Сделав некоторое усилие, абстрагируемся на время от этих распространённых идей, которым общеупотребительный язык, примитивная вера, привычка думать на основе вышеуказанных стереотипов, заставляют нас полагаться на эти идеи без особых сомнений и размышлений со стороны нашего разума. Мы рассматриваем человеческое общество многочисленное, упорядоченное и гражданское и смотрим, возможно ли, чтобы оно управлялось волей одного человека или волей большинства. Один человек, ещё не правительство, даже если он может создавать законы, он один не в состоянии заставить всех их исполнять. Конечно, в каком-то диком племени, численностью в сотню-другую человек, вождь в состоянии, полагаясь на свою смелость, личную силу, опыт, хитрость, осуществлять самую настоящую и эффективную власть над всеми своими соплеменниками в силу своего личного влияния, но в государстве, включающем несколько миллионов человек это невозможно. Если единственный человек кое-когда может актом своей воли произвести действие, которое заставит слышать на всем пространстве одного из этих государств, то это происходит потому, что он находится в таком положении, которое позволяет ему включить всю огромную и сложную правительственную машину. Последнюю создаёт не он. Это организация людей, её элементы определяются комплексом исторических и социальных факторов, которые один единственный человек не может ни создать, ни глубоко модифицировать. Включение, о котором шла речь, этот человек может осуществить лишь в чрезвычайные и решающие моменты, намечая только главные направления, что же касается обычных условий, событий каждодневной публичной жизни, указанная машина, эта организация людей, этот организм действует сам по себе. С другой стороны мы не можем себе представить общества в той или иной мере демократическое, в котором управление исполнялось бы всеми. И в этом случае также необходима правительственная машина, организация, естественно немногочисленная, посредством которой и выполняется вся управленческая деятельность. Таким образом, и в данных обстоятельствах все публичные функции фактически выполняются ни одним человеком, ни всеми, а специальным классом людей.

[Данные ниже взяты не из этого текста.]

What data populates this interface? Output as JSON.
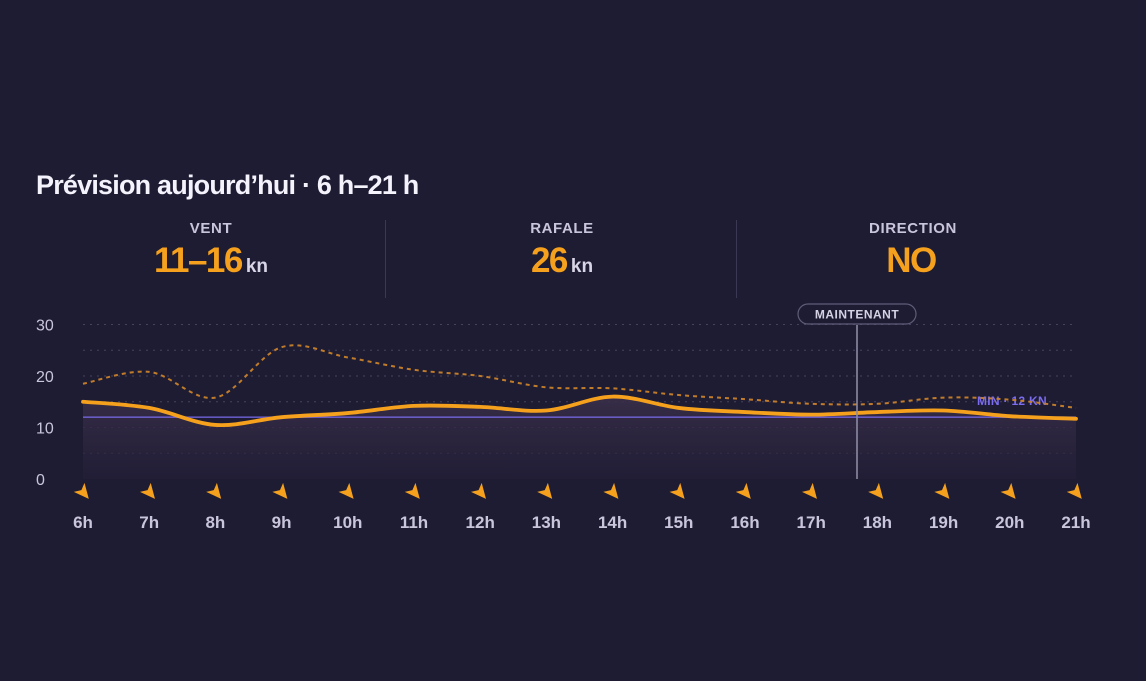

Этот особый класс людей формирует из себя правительство, а правительство полностью состоит из них. Этот организм, который столько делает, столько может и представляется столь внушительным для всех, по существу, в обычных условиях включает в себя, поддерживается, допускается лишь небольшим числом людей. Массы, большинство, и это истинно, ему предоставляют средства, позволяющие правительству утверждать себя и проводить свою деятельность. Но очень часто массы делают это уже не добровольно, хотя и признают полезность данного института, но принуждаются к этому силой, лишенные возможности её избежать. Секрет этого положения, т. е. невозможности противостоять действию властей, скрывается в двух неоспоримых свойствах социальной природы человека. Первое состоит в том, что превосходство моральных качеств имеет обыкновение превосходить приоритет численности и грубой силы. Второе, более важное и менее очевидное, чем первое, заключается в том, что организованное меньшинство, действующее скоординировано, всегда одерживает верх над дезорганизованным большинством, не обладающим ни волей, ни стимулом к действию, ни совместной деятельностью.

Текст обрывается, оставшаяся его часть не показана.